Scenario: you finally come to the awareness that collecting rainwater is a good way to conserve well or city water and a sustainable way to water your garden. So, you set up a barrel to capture rain for use in plant watering. Great idea – right? Wrong. If you live in Colorado, where someone else owns the clouds, you might just be an outlaw!
An excerpt from a New York Times article, A Thirsty Colorado Is Battling Over Who Owns Raindrops, states: “When Jason Story bought an old soy sauce barrel to collect the rain dripping from his downspout, he figured he had found an environmentally friendly way to water his garden’s beets and spinach. But under the quirks of Western water rules, where raindrops are claimed even as they tumble from the sky, he became a water outlaw.”
While water supply has always been limited in the Western US, it’s an even more precious commodity now, as marathon drought has plagued the region for years.
Sustainability has become a wide-reaching message, as individuals and businesses seek ways to conserve water – for without it, we couldn’t survive. However, in Colorado, collecting rain in a barrel, for your own use, is pretty much illegal due to ancient laws that create a system of water rights – meaning it’s not yours – you can’t have it – even if it falls from the clouds onto your own property, because someone else has already claimed it.
Some lawmakers saw this as an antiquated rule and, in the spring of 2015 attempted to make a change, allowing homeowners to collect rainwater on their own properties.

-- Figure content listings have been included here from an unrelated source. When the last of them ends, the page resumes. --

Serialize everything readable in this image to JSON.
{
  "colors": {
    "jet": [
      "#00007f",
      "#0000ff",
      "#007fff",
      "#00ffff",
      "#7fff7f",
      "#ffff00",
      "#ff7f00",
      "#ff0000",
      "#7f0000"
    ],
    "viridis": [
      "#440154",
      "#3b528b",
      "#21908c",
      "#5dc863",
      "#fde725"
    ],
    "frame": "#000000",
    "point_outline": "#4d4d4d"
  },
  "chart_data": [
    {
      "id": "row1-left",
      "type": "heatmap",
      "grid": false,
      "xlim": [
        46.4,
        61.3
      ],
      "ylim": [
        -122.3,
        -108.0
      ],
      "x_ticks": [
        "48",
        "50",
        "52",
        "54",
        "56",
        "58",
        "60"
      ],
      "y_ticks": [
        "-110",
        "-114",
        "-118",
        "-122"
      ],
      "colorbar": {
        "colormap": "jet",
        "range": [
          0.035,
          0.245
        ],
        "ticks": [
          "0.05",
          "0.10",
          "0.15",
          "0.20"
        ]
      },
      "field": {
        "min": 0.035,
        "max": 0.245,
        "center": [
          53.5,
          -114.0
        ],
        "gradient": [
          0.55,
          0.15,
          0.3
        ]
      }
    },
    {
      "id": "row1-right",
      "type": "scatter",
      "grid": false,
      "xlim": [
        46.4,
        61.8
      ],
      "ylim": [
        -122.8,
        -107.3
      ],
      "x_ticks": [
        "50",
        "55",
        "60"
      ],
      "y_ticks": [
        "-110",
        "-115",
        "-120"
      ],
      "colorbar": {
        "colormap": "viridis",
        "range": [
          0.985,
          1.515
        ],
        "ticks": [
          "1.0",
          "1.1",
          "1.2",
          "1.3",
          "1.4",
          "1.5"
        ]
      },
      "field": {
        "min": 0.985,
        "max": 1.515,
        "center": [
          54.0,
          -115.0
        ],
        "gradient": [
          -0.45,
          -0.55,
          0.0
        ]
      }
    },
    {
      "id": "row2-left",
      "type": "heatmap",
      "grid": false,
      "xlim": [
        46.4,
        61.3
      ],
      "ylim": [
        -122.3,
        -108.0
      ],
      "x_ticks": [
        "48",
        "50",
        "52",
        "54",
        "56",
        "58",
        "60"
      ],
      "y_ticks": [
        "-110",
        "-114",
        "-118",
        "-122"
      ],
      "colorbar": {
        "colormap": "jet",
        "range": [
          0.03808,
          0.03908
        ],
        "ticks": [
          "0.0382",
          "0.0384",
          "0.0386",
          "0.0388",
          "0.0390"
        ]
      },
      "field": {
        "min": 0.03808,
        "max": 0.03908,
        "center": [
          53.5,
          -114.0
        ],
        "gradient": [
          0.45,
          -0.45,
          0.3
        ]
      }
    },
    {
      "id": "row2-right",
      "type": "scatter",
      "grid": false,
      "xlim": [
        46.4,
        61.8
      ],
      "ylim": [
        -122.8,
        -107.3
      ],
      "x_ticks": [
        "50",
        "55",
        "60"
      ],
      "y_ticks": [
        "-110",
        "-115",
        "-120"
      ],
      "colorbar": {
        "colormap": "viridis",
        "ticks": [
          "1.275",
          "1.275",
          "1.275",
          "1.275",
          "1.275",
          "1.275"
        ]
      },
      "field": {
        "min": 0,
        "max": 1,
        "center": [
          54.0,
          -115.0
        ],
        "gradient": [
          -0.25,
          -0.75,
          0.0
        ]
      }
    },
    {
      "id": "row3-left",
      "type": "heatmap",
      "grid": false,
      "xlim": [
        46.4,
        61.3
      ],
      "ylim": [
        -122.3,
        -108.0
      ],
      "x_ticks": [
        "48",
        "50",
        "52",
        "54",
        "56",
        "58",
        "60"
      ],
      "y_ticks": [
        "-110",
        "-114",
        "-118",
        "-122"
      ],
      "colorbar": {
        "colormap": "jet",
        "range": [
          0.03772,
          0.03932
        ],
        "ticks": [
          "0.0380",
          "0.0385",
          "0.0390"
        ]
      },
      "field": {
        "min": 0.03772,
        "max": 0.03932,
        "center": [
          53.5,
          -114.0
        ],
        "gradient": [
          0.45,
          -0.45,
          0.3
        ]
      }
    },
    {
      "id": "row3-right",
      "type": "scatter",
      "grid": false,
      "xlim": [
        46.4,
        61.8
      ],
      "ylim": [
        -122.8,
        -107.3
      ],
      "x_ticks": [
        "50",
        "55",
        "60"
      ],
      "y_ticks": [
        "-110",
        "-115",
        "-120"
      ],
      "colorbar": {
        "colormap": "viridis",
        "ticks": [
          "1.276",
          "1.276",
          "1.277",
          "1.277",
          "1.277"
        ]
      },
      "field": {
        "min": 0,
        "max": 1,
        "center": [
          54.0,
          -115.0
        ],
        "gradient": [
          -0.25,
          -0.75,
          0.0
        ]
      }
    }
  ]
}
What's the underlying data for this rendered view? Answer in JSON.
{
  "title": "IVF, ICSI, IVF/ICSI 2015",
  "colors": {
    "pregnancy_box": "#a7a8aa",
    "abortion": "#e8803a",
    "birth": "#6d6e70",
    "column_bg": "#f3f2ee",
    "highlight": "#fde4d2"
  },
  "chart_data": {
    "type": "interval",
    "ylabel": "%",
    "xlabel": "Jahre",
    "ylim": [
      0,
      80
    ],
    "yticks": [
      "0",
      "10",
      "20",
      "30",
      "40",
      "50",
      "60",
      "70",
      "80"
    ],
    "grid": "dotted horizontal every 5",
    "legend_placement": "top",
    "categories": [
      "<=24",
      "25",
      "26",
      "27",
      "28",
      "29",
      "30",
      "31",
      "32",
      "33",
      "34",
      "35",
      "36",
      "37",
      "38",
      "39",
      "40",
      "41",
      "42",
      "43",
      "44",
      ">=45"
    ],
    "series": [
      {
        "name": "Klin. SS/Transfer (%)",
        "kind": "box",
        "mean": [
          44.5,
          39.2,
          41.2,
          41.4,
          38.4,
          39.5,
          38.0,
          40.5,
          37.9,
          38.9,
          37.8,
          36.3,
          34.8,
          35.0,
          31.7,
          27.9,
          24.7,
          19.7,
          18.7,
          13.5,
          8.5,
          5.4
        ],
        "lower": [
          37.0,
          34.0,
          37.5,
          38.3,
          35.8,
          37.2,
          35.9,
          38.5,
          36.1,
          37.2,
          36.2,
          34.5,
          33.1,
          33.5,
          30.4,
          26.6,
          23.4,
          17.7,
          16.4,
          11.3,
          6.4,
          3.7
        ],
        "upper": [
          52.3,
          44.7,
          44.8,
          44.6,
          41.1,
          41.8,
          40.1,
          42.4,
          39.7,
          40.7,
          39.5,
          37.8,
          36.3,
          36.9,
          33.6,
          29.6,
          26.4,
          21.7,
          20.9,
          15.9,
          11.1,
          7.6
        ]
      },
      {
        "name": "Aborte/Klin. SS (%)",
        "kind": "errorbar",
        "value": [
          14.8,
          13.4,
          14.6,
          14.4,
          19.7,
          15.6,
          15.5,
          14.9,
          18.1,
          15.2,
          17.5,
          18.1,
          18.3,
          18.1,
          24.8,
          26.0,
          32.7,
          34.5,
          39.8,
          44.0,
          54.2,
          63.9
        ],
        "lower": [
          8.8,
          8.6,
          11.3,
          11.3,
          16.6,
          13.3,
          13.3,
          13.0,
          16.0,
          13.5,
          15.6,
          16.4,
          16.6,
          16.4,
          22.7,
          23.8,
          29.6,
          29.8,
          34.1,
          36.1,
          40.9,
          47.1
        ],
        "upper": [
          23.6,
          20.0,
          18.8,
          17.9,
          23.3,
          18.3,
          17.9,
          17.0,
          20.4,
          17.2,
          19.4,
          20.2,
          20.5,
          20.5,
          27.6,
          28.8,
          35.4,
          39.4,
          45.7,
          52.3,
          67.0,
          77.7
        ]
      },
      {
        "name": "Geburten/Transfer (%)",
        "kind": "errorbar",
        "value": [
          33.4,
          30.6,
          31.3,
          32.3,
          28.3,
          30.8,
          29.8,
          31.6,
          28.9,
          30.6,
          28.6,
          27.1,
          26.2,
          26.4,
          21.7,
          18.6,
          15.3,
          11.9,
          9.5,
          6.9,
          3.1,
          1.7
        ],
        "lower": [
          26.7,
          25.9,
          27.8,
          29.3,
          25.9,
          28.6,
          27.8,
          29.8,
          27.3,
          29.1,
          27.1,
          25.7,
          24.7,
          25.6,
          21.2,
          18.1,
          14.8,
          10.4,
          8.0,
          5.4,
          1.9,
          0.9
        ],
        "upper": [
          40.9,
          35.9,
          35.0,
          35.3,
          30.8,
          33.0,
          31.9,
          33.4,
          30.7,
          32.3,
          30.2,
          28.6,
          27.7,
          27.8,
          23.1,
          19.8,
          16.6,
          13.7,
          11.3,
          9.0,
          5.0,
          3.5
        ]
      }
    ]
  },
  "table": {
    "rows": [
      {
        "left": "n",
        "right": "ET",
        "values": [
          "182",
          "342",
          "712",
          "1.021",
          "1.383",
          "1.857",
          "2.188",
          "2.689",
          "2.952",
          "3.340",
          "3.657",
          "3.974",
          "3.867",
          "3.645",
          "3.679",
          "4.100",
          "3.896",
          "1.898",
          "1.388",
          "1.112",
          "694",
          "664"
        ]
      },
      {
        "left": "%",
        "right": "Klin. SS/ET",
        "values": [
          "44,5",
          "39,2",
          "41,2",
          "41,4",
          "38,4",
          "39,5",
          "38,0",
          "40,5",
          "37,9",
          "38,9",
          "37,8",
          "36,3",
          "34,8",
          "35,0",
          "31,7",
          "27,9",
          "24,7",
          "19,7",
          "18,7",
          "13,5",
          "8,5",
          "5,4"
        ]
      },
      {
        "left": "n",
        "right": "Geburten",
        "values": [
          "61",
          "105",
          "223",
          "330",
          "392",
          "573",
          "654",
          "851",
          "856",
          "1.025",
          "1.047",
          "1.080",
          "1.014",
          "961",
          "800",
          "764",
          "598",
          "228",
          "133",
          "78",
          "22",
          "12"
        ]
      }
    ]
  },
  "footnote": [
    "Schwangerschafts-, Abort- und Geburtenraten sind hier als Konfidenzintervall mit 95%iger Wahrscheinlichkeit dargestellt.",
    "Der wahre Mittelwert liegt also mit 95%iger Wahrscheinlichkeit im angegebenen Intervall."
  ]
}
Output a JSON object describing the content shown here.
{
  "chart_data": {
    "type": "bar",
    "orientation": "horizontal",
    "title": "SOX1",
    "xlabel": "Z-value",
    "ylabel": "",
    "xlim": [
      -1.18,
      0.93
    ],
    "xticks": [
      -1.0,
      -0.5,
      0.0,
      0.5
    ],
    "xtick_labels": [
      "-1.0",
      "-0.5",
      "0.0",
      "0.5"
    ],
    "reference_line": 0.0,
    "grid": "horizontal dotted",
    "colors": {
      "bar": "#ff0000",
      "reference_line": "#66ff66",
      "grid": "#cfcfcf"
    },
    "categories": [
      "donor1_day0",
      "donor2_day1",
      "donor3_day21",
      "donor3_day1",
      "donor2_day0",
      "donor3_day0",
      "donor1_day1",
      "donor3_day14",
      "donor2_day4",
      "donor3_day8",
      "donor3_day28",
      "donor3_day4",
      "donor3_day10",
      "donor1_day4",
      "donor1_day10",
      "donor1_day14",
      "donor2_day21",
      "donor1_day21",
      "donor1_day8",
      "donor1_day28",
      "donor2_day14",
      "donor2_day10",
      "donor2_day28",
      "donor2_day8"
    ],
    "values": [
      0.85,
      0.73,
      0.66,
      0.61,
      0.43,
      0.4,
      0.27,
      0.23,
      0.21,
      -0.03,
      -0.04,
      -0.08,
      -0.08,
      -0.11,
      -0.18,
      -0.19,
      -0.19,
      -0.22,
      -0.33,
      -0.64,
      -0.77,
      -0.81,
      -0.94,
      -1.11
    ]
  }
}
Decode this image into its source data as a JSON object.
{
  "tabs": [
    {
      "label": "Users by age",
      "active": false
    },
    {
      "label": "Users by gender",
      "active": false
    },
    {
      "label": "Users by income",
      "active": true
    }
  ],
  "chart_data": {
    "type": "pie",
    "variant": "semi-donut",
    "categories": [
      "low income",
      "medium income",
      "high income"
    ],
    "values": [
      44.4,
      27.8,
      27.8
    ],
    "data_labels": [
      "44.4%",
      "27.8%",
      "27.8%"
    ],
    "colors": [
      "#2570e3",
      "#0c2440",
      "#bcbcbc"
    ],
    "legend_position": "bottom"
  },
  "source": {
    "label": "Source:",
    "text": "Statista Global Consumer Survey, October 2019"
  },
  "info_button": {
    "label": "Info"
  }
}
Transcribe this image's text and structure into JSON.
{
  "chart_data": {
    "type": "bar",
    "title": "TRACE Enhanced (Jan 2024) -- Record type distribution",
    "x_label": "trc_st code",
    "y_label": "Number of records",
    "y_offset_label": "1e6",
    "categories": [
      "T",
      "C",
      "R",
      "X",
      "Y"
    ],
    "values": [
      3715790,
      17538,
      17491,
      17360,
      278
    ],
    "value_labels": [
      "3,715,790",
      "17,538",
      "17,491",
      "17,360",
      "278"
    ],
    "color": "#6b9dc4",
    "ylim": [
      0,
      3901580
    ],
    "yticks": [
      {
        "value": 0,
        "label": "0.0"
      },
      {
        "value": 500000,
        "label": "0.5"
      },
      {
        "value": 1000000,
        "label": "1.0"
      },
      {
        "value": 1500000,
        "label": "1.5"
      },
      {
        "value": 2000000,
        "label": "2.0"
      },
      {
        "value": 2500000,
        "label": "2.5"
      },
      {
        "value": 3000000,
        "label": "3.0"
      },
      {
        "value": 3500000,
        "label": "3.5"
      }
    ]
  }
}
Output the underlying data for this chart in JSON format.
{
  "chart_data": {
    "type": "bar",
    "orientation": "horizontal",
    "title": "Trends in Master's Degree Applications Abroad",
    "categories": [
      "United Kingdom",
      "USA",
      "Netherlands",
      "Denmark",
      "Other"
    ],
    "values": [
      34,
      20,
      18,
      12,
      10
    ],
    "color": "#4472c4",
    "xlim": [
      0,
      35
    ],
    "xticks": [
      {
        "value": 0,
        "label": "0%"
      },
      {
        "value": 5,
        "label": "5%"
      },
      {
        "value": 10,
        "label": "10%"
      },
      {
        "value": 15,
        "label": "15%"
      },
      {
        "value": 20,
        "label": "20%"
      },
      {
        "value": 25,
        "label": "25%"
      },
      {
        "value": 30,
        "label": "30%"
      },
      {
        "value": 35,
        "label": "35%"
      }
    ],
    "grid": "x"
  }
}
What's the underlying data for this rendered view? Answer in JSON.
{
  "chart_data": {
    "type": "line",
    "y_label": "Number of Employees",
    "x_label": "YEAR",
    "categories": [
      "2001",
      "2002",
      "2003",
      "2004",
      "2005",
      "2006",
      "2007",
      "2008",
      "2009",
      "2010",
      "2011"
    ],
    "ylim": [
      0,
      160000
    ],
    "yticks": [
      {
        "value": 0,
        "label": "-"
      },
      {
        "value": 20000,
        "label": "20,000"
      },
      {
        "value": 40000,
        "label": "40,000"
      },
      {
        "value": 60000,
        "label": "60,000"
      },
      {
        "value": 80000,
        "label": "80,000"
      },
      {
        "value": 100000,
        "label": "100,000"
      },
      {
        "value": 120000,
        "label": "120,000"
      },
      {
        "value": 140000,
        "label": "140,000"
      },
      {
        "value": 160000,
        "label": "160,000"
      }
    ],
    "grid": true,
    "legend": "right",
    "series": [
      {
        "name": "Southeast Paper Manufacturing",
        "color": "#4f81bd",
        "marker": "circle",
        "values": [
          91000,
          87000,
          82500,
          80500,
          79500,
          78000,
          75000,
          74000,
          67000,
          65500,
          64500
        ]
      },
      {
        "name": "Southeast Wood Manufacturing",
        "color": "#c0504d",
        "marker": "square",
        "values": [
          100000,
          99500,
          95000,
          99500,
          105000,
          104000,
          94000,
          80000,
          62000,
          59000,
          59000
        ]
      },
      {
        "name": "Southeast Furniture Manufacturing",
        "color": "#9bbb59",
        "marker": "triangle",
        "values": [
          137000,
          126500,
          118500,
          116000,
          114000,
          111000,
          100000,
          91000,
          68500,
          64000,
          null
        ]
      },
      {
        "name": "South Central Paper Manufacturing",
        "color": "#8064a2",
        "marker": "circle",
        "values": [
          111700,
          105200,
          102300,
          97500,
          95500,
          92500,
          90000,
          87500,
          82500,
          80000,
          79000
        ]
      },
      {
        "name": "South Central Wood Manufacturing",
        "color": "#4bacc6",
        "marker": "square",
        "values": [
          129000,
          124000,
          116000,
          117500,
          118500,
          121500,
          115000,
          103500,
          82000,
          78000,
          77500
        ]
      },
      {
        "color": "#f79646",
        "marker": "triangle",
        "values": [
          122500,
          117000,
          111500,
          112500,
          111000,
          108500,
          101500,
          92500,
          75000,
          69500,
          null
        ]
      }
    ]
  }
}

But, some with their own personal and commercial interests, stepped in to squash it – one legislator categorized personal rainwater collection as “stealing”.
So far, the law, which could generate fines of up to $500 to an individual, has been largely unenforced. The question is, as rainwater collection becomes more popular in the mainstream, what will happen if more folks in Colorado choose to harvest rain?